InnomarLive 2023: première partie
By Innomar Strategies
Tendances émergentes dans l’écosystème de l’oncologie. Transformer les défis d’aujourd’hui en occasions pour les soins des patients et leur capacité d'y avoir accès
L’auditoire a assisté à des discussions convaincantes du point de vue de l’oncologue, qui doit fournir des soins de qualité dans un milieu où les ressources sont limitées, ainsi que du point de vue du patient, qui doit obtenir un diagnostic, un traitement, des soins et du soutien. On a couronné la série de sujets avec la promesse de nouvelles thérapies cellulaires et géniques, les besoins en matière de durabilité des régimes d’assurance médicaments et l’importance du rôle joué par les programmes de soutien aux patients (PSP) dans l’amélioration du parcours du patient en oncologie.
Santé Canada : Approches réglementaires aux examens des produits anticancéreux dont le paysage est en constante évolution
Melissa a décrit la structure de Santé Canada (SC) responsable de l’examen des produits anticancéreux au sein de la Direction des médicaments pharmaceutiques (DMP) et de la Direction des médicaments biologiques et radiopharmaceutiques (DMBR). L’oncologie est un domaine novateur chez Santé Canada, où environ 77 % des produits ayant obtenu un avis de conformité sont destinés au traitement du cancer; de plus, au cours des trois dernières années, de 41 à 54 % des demandes d’autorisation de nouvelles substances actives (NSA) ont fait l’objet d’un processus accéléré, dont un grand nombre dans le domaine de l’oncologie.
Santé Canada a mis en œuvre plusieurs stratégies pour faire face à l’augmentation du nombre de traitements anticancéreux, y compris les suivantes : autorisation conditionnelle de mise en marché, examen prioritaire, harmonisation des évaluations des technologies de la santé (ETS) et utilisation croissante des DPMR.
Des initiatives de collaboration plus vastes, telles qu’ACCESS et ORBIS, ont permis d’augmenter le nombre de présentations de drogues nouvelles (PDN) et de suppléments aux présentations de drogue nouvelle (SPDN) approuvés par le DMP et le DMBR. SC participe au projet SISAQOL-IMI : Setting International Standards in Analysing Patient-Reported Outcomes and Quality of Life Endpoints in Cancer Clinical Trials de l’Innovative Medicines Initiative (IMI), offrant ainsi une expertise réglementaire canadienne pour l’étude de la faisabilité de l’élaboration de recommandations pour la conduite d’essais à répartition non aléatoire, ainsi que des recommandations internationales relatives à la terminologie et aux définitions des changements cliniques significatifs observés dans le cadre des essais sur le cancer.
ACMTS : Mise à jour les ETS dans le domaine de l’oncologie
Brent Fraser, vice-président, Évaluation des médicaments, ACMTS
Brent a parlé du volume des demandes d’ETS en oncologie reçus par l’ACMTS, du travail de collaboration et des occasions à venir.
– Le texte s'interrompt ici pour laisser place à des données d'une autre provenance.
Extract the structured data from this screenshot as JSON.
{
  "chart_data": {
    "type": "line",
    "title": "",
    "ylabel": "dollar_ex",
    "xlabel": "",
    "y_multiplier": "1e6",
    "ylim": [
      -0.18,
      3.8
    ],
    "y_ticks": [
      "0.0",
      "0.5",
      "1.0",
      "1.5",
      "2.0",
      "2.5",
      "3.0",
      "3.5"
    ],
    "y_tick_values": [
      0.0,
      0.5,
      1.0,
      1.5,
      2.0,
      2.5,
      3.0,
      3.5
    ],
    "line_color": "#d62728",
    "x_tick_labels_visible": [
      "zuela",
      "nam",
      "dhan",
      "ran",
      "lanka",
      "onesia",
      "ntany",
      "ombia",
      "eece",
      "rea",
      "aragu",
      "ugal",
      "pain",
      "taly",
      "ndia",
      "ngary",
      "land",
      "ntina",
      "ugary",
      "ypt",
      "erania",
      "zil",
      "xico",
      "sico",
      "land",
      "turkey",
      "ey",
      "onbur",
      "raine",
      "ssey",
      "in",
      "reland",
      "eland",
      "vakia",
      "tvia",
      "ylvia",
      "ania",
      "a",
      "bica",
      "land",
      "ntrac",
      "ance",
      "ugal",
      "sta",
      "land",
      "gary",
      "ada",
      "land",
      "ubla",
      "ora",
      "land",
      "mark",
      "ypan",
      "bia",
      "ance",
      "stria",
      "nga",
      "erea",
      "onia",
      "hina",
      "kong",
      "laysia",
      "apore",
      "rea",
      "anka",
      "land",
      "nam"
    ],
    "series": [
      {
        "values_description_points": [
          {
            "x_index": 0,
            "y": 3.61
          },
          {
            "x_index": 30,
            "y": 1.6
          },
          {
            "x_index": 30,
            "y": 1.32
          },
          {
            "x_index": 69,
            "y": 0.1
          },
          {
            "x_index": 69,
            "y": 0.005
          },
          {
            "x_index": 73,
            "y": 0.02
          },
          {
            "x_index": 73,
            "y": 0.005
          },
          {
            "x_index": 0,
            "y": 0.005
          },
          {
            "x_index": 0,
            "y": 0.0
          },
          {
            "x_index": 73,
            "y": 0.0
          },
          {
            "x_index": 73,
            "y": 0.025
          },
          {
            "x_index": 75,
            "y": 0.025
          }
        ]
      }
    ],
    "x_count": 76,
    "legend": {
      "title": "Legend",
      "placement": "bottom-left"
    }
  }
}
En 2023, 41 % (41/100) du nombre total d’examens de remboursement terminés et en cours concernaient des produits anticancéreux. À tout moment en 2023, l’ACMTS a environ 60 examens actifs en cours. Grâce à ses collaborations internationales entre des organismes d’ETS comparables (PBAC, NICE, SMC, AWMSG), l’ACMTS peut s’appuyer sur le succès des initiatives de collaboration des organismes de réglementation (projet ORBIS et consortium Access) et tirer des leçons d’autres ETS, notamment l’approche proportionnelle du NICE. L’ACMTS est à élaborer des directives sur les DPMR (voir plus loin), afin d’appuyer dans l’avenir l’inclusion de données dans les demandes, la mise en œuvre de recommandations limitées dans le temps et l’intégration de l’approche GRADE (Grading Recommendations, Assessment, Development, and Evaluation) à l’examen des médicaments. L’ACMTS a terminé la transition des revues systématiques vers les fabricants et s’attend à voir des améliorations au fur et à mesure que les fabricants s’y habitueront.
INESSS : Le point de vue du Québec sur les ETS
Sylvie Bouchard, directrice, Direction de l’évaluation des médicaments et des technologies à des fins de remboursement, INESSS
Sylvie a présenté une mise à jour (de mai 2022) du plan stratégique de la Stratégie québécoise des sciences de la vie et la Politique québécoise pour les maladies rares (publiée le 6 juin 2022). Les activités de communication et la mise en œuvre de travaux méthodologiques de l’INESSS permettront d’évaluer la pertinence de l’innovation et de préciser les renseignements à recueillir pour démontrer la valeur clinique, sociétale et économique des innovations québécoises en matière de technologie médicale.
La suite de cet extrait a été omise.